The other interesting distinction between African and American societies is religion. As it was mentioned above, African people were not Christians and did not follow Christian rules and values; however, when Venture Smith writes about the traveling with his mother, he mentions Almighty protector, “Though there were many noxious animals there; yet so kind was our Almighty protector, that none of them were ever permitted to hurt or molest us” (Smith 6). Smith became familiar with Christianity after becoming a slave as well as lots of other Africans. In one of her poems, Phillis Wheatley writes, “Twas mercy brought me from my Pagan land, / Taught my benighted soul to understand / That there's a God, that there's a Saviour too: / Once I redemption neither sought nor knew” (Wheatley 1-4). Here, Pagan land is Africa, pre-Christian land for the author, and benighted soul means the absence of Christian education and spiritual enlightenment. One could suggest that the words ‘Pagan’ and ‘Savior’ written in italics suggest the irony of the author; indeed, African society had its own religious views and lived well without being brought to the American land and Christianized. However, the superiority of Whites and superiority of Christian religion aligned with each other. In the opinion of American and European societies, everybody who did not confess Christianity was a heathen and a barbarian who did not know God and would never be saved, while African felt comfortable with their own religion. Moreover, Wheatley highlights the attitude of Americans to African people, “Some view our sable race with scornful eye, / "Their colour is a diabolic die."” (Wheatley 5-6). Once again writing about the superiority of Whites, the author places emphasis on the attitude of Americans to the dark skin and the comparison of Africans with sables, commercially valuable animals with dark fur. She derides the attitude of Americans to Africans and the lack of their empathy and respect for people who are different from them.

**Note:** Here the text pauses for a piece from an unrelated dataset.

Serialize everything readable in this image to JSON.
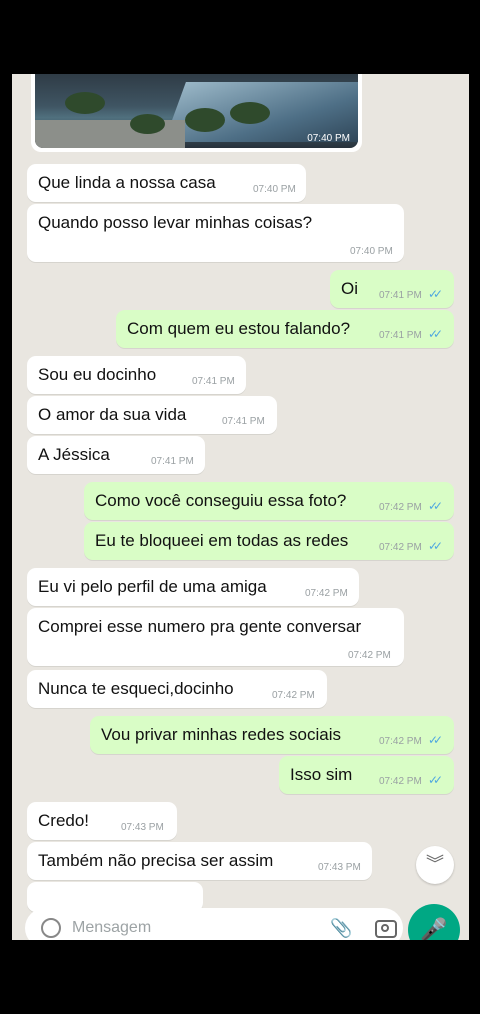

Despite all the contrasts that aim to highlight that African society was the society of barbarians and American society was enlightened, the superiority and lack of respect of Whites towards other races resulted in the rise of the excessive cruelty. In his appeal, Walker states, “the white Americans having reduced us to the wretched state of slavery, treat us in that condition more cruel, than any heathen nation did any people whom it had reduced to our condition” (Walker 9). He compares the relationship between Africans and Americans to the oppression of the Israelites by the Egyptians but states that the first ones are even worse (Walker 12). African and American people lived on the same land, but American society deprived Africans of any rights and even forbade interracial marriage that could hardly take place to exclude the possibility of a mixture of White blood with the blood of “Monkeys or Orang- Outangs” (Walker 12). Moreover, Walker wonders how Jefferson, being such an open-minded and smart man, could proclaim the inferiority of African people to Americans (Walker 12). One could note that Walker demonstrates more understanding of the proper relation between two societies than highly educated Whites. Also, he supports Wheatley and expresses the ideas regarding the forceful Christianization of African people. Being Christianized, Africans obtain the same God as Whites and become equal with them in his face, “if ever the world becomes Christianized . . . it will be through the means, under God of the Blacks . . . and be reconciled to us, and reconcile us to them, and by that means have clear consciencies before God and man” (Walker 21).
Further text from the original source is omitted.